While the new developments are projected to add 16,545 to 18,695 parking spots (up to 35,860, including the stadium lot) according to the Draft Transportation Plan for the developments, the goal of planners is discourage private automobile use as much as possible. In fact, planners are trying to coax a shift in transportation habits such that a maximum of 40 percent of weekday peak period transportation will be by automobile, 35 percent will be by transit, 22 percent will be by foot, and three percent will be by bicycle.

If the 49ers opt to relocate outside of San Francisco, the current Draft Transportation Plan still includes 9,000 parking spaces in Hunters Point for vehicles serving the research and development industries that will be established on the site now dedicated to a new stadium.

With or without the four game-day travel lanes, “do you really think they’re not going to open [the bridge] up to traffic everyday?” asks a skeptical Harrison.

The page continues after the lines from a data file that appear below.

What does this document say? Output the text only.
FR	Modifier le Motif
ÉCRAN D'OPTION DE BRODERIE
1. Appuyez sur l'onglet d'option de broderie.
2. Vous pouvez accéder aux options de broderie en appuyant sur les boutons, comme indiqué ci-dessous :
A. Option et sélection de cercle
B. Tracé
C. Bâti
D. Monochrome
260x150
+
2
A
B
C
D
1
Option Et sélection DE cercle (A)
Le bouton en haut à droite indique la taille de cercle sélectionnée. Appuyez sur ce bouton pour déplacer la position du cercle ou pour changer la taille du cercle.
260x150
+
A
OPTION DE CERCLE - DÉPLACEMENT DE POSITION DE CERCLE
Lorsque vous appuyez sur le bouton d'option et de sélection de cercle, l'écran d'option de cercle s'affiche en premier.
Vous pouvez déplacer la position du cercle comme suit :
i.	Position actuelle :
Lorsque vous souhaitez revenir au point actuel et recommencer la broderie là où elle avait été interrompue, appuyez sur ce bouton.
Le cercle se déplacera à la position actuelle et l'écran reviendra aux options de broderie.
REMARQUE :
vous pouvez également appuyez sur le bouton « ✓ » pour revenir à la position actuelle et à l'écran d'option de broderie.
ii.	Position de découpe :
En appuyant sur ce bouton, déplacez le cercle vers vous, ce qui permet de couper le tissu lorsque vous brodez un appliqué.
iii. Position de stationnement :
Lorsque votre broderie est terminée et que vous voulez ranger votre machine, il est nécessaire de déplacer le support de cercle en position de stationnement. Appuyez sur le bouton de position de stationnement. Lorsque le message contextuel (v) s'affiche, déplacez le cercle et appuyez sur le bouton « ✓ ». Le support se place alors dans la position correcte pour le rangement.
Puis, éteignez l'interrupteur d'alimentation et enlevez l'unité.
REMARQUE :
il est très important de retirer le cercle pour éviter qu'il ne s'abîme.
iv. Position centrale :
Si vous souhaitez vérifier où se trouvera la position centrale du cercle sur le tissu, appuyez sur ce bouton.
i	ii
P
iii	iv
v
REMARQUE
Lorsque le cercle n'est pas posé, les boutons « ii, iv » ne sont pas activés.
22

In 1987 the State Parks System approved the Candlestick Point State Recreation Area General Plan for the 157-acre state park that includes Yosemite Slough. While Candlestick is on Governor Schwarzenegger’s list of sites to be shuttered because of the economic downturn, the restoration of the 34-acre Yosemite Slough is going forward. The California State Parks Foundation, in fact, is now raising $12 million for the first phase of the restoration project.

According to the SF Planning Department, there will be two upcoming workshops about the project in July. The draft environmental review should be done this fall.

No one from the California State Parks Foundation responded to phone calls by the time of publication.